Formal multiparameter quantum groups, deformations and specializations

TL;DR

This paper introduces formal multiparameter quantum universal enveloping algebras (FoMpQUEA), explores their deformation properties, and establishes their relationship with multiparameter Lie bialgebras, showing how quantization and specialization processes commute.

Contribution

It defines FoMpQUEA, proves their stability under twists and 2-cocycle deformations, and links them with multiparameter Lie bialgebras through quantization and specialization.

Findings

FoMpQUEA are closed under toral twists and 2-cocycle deformations.

Any FoMpQUEA is a deformation of Drinfeld's standard QUEA.

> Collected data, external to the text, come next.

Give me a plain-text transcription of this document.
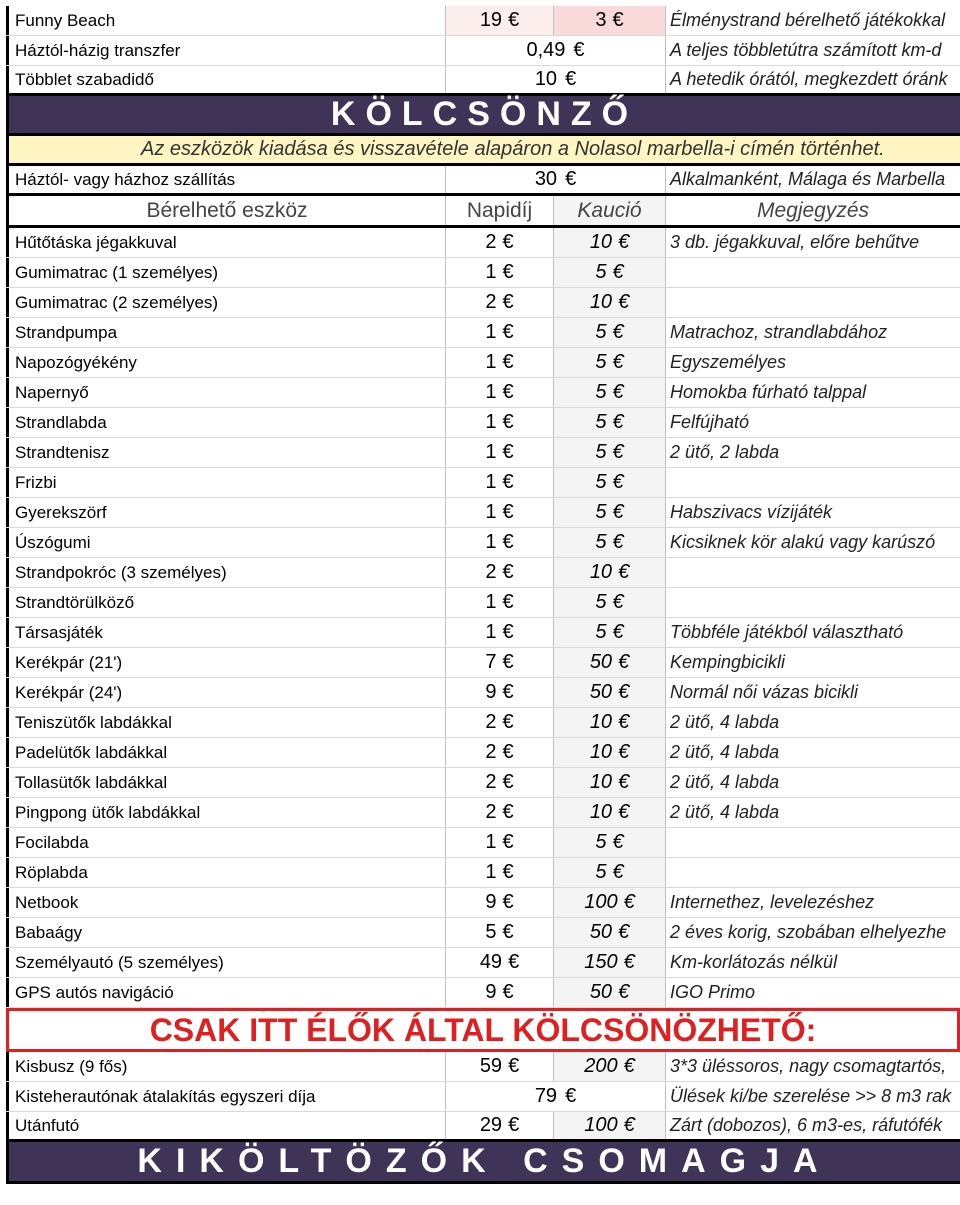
Funny Beach	19 €	3 €	Élménystrand bérelhető játékokkal
Háztól-házig transzfer	0,49 €	A teljes többletútra számított km-d
Többlet szabadidő	10 €	A hetedik órától, megkezdett óránk
KÖLCSÖNZŐ
Az eszközök kiadása és visszavétele alapáron a Nolasol marbella-i címén történhet.
Háztól- vagy házhoz szállítás	30 €	Alkalmanként, Málaga és Marbella
Bérelhető eszköz	Napidíj	Kaució	Megjegyzés
Hűtőtáska jégakkuval	2 €	10 € 3 db. jégakkuval, előre behűtve
Gumimatrac (1 személyes)	1 €	5 €
Gumimatrac (2 személyes)	2 €	10 €
Strandpumpa	1 €	5 €	Matrachoz, strandlabdához
Napozógyékény	1 €	5 €	Egyszemélyes
Napernyő	1 €	5 €	Homokba fúrható talppal
Strandlabda	1 €	5 €	Felfújható
Strandtenisz	1 €	5 €	2 ütő, 2 labda
Frizbi	1 €	5 €
Gyerekszörf	1 €	5 €	Habszivacs vízijáték
Úszógumi	1 €	5 €	Kicsiknek kör alakú vagy karúszó
Strandpokróc (3 személyes)	2 €	10 €
Strandtörülköző	1 €	5 €
Társasjáték	1 €	5 €	Többféle játékból választható
Kerékpár (21')	7 €	50 € Kempingbicikli
Kerékpár (24')	9 €	50 € Normál női vázas bicikli
Teniszütők labdákkal	2 €	10 € 2 ütő, 4 labda
Padelütők labdákkal	2 €	10 € 2 ütő, 4 labda
Tollasütők labdákkal	2 €	10 € 2 ütő, 4 labda
Pingpong ütők labdákkal	2 €	10 € 2 ütő, 4 labda
Focilabda	1 €	5 €
Röplabda	1 €	5 €
Netbook	9 €	100 € Internethez, levelezéshez
Babaágy	5 €	50 € 2 éves korig, szobában elhelyezhe
Személyautó (5 személyes)	49 €	150 € Km-korlátozás nélkül
GPS autós navigáció	9 €	50 € IGO Primo
CSAK ITT ÉLŐK ÁLTAL KÖLCSÖNÖZHETŐ:
Kisbusz (9 fős)	59 €	200 € 3*3 üléssoros, nagy csomagtartós,
Kisteherautónak átalakítás egyszeri díja	79 €	Ülések ki/be szerelése >> 8 m3 rak
Utánfutó	29 €	100 € Zárt (dobozos), 6 m3-es, ráfutófék
KIKÖLTÖZŐK CSOMAGJA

Semiclassical limits of FoMpQUEA are MpLbA, and vice versa.

Abstract

We introduce the notion of formal multiparameter quantum universal enveloping algebras - in short FoMpQUEA - as a straightforward generalization of Drinfeld's quantum group. Then we show that the class of FoMpQUEA's is closed under deformations by ("toral") twists and deformations by ("toral") 2-cocycles: as a consequence, all "multiparameter formal QUEA's" considered so far are recovered, as falling within this class. In particular, we prove that any FoMpQUEA is isomorphic to a suitable deformation, by twist or by 2-cocycle, of Drinfeld's standard QUEA. We introduce also multiparameter Lie bialgebras (in short, MpLbA's), and we consider their deformations, by twist and by 2-cocycles. The semiclassical limit of every FoMpQUEA is a suitable MpLbA, and conversely each MpLbA can be quantized to a suitable FoMpQUEA. In the end, we prove that, roughly speaking, the two processes of "specialization" (of FoMpQUEA to a MpLbA) and of "deformation (by toral twist or toral 2-cocycle)" - at the level of FoMpQUEA's or of MpLbA's - do commute with each other.